Public trust is thinning. The government celebrates its ratings while citizens question their reality. Investor confidence may be back, but citizen confidence is fraying.

Read also: Why Nigeria’s food crisis is self-inflicted

There is danger here. A recovery that lifts only markets but not people is a recovery that will not last. Social frustration is cumulative. When citizens cannot reconcile official optimism with lived hardship, cynicism hardens. And where cynicism grows, so does the space for populism, unrest, and resistance.

Growth without equity is a fragile illusion. It is not enough to stabilise the naira or impress the IMF. We must restore faith in the Nigerian project by making reform a path to relief, not pain.

Now is the time for a deliberate pivot from macroeconomic discipline to microeconomic inclusion. The gains of H1 2025 must not be squandered in H2. This next chapter must be written in the language of people, not just portfolios.

What does that look like?

  • Targeted social protection: Expand cash transfer programs, fund school feeding initiatives, and subsidise maternal and child healthcare. Let the poor feel seen and supported.
  • Inclusive infrastructure: Prioritise rural roads, solar-powered clinics, and agro-logistics hubs. These investments unlock productivity, reduce prices, and connect the disconnected.
  • FX savings with a human face: Use the gains from exchange rate reforms to subsidise fertiliser, food staples, and energy for low-income communities, not to finance elite comforts.
  • Tax with justice: Progressive taxation must guide implementation. Widen the tax net without trapping the poor. Compliance will grow when citizens feel value, not just a burden.

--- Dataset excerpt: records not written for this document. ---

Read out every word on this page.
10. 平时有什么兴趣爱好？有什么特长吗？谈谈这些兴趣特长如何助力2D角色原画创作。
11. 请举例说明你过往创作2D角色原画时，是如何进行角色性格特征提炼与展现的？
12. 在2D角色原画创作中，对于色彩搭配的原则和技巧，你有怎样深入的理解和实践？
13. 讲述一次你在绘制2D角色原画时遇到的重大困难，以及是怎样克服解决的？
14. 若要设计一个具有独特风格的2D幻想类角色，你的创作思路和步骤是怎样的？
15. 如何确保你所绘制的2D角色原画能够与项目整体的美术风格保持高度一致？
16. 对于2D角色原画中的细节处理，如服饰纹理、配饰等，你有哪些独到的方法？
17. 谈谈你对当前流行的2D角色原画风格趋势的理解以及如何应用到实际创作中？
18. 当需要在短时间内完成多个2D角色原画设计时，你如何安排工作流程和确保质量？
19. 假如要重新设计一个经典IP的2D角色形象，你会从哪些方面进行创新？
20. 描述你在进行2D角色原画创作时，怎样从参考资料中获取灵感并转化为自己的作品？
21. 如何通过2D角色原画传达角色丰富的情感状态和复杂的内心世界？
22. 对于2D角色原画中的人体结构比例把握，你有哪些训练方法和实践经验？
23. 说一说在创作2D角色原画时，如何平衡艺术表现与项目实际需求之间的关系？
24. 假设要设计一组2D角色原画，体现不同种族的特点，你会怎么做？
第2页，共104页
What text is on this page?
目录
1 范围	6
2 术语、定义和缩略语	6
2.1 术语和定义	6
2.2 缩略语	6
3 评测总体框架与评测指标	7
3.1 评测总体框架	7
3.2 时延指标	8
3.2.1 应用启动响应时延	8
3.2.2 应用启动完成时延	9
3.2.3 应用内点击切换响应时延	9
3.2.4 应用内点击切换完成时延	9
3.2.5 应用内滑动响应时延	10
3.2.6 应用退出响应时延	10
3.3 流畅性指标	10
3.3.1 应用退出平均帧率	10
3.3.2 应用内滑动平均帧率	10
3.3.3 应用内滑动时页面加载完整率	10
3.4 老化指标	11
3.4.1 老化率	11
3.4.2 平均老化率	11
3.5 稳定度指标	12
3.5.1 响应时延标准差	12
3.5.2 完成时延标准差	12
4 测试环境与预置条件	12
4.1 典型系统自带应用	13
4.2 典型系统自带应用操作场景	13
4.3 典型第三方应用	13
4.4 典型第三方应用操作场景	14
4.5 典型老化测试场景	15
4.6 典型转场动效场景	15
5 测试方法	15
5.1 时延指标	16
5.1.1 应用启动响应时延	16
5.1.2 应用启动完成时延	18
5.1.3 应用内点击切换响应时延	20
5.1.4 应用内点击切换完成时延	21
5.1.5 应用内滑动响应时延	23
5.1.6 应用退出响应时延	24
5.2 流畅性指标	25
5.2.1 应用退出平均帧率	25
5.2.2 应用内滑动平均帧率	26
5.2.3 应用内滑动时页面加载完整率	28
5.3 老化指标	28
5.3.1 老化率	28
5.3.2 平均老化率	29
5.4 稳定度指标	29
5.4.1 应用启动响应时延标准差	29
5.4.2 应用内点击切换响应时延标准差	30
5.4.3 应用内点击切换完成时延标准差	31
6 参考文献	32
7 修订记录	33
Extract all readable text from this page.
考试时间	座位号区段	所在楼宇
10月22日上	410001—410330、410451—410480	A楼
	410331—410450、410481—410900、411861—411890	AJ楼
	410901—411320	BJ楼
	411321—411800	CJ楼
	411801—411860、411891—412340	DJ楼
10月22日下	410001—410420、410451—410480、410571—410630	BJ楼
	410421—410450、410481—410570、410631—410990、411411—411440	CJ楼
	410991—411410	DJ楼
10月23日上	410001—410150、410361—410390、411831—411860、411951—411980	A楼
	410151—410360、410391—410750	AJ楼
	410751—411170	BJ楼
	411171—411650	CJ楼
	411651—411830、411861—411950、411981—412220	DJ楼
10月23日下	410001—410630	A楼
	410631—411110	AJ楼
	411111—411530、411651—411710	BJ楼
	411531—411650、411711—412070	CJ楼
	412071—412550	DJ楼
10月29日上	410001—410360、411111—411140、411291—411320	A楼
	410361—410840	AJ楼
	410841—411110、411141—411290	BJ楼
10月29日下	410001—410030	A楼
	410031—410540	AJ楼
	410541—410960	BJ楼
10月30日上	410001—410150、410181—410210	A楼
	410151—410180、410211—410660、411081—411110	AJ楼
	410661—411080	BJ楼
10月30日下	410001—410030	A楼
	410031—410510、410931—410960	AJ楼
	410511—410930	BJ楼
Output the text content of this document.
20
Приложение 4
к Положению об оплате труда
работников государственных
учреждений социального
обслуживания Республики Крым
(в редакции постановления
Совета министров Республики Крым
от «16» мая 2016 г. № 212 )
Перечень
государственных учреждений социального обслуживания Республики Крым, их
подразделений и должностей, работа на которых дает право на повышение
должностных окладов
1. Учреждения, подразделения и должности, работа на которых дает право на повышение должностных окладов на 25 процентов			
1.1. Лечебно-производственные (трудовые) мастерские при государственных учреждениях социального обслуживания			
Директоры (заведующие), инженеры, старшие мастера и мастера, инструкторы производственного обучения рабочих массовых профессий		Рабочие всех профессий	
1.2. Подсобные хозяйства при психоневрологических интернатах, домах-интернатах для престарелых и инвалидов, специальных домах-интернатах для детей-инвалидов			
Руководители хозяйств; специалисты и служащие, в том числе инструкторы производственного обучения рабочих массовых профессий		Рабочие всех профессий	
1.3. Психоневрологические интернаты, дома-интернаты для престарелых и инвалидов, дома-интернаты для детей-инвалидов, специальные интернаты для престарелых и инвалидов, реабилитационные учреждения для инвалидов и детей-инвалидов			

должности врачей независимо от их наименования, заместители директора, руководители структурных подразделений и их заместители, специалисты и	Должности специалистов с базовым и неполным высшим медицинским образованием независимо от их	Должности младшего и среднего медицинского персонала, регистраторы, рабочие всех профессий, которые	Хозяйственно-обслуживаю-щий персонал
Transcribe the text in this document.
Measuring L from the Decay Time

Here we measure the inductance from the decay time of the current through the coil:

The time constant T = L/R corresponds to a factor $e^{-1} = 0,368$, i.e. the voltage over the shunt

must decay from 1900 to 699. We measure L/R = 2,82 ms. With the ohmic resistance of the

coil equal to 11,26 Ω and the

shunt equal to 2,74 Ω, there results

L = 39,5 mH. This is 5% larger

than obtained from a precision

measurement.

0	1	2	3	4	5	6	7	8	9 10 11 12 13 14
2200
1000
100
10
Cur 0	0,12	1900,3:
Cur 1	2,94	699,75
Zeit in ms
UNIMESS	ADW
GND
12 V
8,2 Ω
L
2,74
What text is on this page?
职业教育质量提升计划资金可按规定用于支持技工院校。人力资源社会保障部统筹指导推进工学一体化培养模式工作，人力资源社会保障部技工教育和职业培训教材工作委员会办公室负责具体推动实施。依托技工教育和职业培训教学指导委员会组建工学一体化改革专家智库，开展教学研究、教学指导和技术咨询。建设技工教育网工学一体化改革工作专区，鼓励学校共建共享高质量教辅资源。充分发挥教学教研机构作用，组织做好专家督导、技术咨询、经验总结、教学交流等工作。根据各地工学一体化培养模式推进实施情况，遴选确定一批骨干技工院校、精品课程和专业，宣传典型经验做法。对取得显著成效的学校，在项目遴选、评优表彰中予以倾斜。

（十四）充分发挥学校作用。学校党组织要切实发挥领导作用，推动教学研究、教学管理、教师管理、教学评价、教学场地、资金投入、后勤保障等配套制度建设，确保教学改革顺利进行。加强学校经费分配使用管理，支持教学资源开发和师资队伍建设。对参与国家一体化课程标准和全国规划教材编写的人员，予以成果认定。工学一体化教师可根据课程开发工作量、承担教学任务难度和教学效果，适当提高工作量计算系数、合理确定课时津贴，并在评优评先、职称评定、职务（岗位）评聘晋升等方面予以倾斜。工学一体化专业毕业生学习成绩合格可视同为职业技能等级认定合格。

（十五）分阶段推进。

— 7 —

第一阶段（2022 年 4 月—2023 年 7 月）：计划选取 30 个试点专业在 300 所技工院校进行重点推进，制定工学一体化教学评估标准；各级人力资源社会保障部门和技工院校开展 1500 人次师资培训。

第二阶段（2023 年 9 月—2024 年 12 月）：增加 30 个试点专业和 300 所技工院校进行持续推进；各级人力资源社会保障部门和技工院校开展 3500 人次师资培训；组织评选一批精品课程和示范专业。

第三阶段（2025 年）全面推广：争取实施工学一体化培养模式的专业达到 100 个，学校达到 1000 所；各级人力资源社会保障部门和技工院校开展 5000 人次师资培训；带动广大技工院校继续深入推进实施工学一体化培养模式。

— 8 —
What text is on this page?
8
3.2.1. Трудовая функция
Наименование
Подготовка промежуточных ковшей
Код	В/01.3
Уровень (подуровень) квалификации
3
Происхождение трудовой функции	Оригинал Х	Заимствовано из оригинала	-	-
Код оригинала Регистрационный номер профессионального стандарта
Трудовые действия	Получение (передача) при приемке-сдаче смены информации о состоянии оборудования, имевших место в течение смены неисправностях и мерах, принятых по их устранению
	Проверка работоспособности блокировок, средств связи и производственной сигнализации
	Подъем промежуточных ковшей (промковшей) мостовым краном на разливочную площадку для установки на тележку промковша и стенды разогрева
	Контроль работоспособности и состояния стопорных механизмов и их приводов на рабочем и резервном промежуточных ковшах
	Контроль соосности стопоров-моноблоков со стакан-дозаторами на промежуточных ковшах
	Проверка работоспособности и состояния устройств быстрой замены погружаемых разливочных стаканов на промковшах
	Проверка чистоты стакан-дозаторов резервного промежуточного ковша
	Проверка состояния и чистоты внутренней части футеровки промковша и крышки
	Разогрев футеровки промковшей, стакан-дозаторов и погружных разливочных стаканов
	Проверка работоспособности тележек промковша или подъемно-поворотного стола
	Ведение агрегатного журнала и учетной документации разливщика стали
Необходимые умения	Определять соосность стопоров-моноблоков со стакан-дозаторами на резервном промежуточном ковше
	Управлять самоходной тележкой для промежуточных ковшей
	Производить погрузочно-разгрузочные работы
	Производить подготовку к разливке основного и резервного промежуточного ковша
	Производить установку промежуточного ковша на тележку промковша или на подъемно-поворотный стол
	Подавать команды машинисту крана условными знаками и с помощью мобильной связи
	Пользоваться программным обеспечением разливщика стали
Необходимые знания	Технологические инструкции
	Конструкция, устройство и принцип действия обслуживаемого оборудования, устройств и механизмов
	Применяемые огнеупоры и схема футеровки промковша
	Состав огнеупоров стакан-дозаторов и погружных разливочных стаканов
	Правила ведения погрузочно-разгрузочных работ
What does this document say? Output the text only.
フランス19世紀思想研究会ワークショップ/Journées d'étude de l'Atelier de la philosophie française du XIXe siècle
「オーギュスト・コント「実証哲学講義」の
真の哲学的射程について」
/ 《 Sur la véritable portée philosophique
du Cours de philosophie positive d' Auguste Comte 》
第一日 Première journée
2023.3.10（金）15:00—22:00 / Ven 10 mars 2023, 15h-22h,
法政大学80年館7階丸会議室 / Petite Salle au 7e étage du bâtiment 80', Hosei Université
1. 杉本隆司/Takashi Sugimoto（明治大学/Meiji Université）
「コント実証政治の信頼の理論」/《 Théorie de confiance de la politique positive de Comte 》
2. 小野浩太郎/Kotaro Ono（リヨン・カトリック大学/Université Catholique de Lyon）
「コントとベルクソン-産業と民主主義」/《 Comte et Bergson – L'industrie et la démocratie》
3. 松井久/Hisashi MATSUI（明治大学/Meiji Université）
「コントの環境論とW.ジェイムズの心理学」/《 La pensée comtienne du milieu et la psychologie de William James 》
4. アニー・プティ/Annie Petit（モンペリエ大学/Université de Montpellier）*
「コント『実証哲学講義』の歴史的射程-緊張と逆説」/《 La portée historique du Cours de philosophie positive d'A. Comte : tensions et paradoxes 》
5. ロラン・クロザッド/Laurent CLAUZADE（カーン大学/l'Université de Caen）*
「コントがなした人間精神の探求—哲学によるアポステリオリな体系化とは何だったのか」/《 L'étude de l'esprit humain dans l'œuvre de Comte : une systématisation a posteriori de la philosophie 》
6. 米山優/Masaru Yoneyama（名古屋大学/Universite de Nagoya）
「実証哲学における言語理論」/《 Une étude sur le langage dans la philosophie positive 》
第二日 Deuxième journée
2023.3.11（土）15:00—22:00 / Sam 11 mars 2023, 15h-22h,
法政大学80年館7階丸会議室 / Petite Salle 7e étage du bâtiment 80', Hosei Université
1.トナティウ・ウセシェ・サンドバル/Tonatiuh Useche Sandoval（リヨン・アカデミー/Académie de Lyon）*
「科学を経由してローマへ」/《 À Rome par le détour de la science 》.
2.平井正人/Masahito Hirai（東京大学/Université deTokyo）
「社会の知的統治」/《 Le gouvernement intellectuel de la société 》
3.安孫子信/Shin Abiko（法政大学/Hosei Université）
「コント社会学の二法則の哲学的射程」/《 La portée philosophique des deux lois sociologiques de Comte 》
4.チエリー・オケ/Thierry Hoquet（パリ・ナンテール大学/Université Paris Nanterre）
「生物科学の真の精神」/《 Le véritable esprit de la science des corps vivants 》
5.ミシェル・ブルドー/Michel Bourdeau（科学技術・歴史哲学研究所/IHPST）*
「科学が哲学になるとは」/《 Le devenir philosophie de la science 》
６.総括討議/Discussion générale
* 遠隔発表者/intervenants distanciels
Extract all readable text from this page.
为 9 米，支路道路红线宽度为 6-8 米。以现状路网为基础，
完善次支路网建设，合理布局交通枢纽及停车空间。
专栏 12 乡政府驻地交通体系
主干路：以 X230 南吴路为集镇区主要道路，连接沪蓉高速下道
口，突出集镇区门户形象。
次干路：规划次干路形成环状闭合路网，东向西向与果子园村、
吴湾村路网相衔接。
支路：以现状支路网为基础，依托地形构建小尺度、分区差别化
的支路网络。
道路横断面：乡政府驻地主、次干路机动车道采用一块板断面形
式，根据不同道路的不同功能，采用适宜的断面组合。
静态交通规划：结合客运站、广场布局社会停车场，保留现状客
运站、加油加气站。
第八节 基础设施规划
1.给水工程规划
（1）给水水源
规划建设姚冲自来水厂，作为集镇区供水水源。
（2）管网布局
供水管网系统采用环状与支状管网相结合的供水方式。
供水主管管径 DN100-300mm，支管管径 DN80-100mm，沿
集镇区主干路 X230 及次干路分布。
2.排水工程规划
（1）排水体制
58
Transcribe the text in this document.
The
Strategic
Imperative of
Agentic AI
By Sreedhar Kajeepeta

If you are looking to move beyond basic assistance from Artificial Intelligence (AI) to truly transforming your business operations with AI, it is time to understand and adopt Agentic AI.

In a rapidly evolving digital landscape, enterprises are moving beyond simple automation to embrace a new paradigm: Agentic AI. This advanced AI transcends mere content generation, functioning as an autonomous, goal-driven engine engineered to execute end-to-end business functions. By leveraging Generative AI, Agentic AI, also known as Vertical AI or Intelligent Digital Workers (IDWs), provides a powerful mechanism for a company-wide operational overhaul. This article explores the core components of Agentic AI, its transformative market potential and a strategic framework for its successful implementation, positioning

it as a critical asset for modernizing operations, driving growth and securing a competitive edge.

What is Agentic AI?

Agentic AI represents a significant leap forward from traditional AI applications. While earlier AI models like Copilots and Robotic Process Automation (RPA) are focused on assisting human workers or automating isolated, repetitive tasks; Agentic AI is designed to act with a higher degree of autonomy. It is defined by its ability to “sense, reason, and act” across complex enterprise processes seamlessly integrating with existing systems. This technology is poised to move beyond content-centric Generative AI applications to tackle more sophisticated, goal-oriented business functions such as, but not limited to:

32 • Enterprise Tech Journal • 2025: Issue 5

These are not radical ideas. They are common sense. And they are urgently needed.

What Nigeria needs now is a new metric for progress, a dashboard that measures not just inflation and debt service, but food affordability, school enrolment, maternal survival, job creation, and public trust.

Read also: Fuelling growth: How Dangote refinery is rewriting Nigeria’s economic story

Reforms must walk into the lives of citizens and make a difference that can be felt. Only then will they be real. Only then will they be trusted. Only then will they be sustainable.

Because in the end, data without dignity is noise. But when policy meets people, when children are fed, when farmers are safe, when workers can earn and dream again, that is the true revolution.

Nigeria does not lack brilliance. What it needs now is a balance between numbers and humanity, growth and equity, and reform and relief.

Mr. President, Ministers, Governors: in H2 2025, let us not just chase economic targets. Let us restore lives.

That is the only metric that truly matters.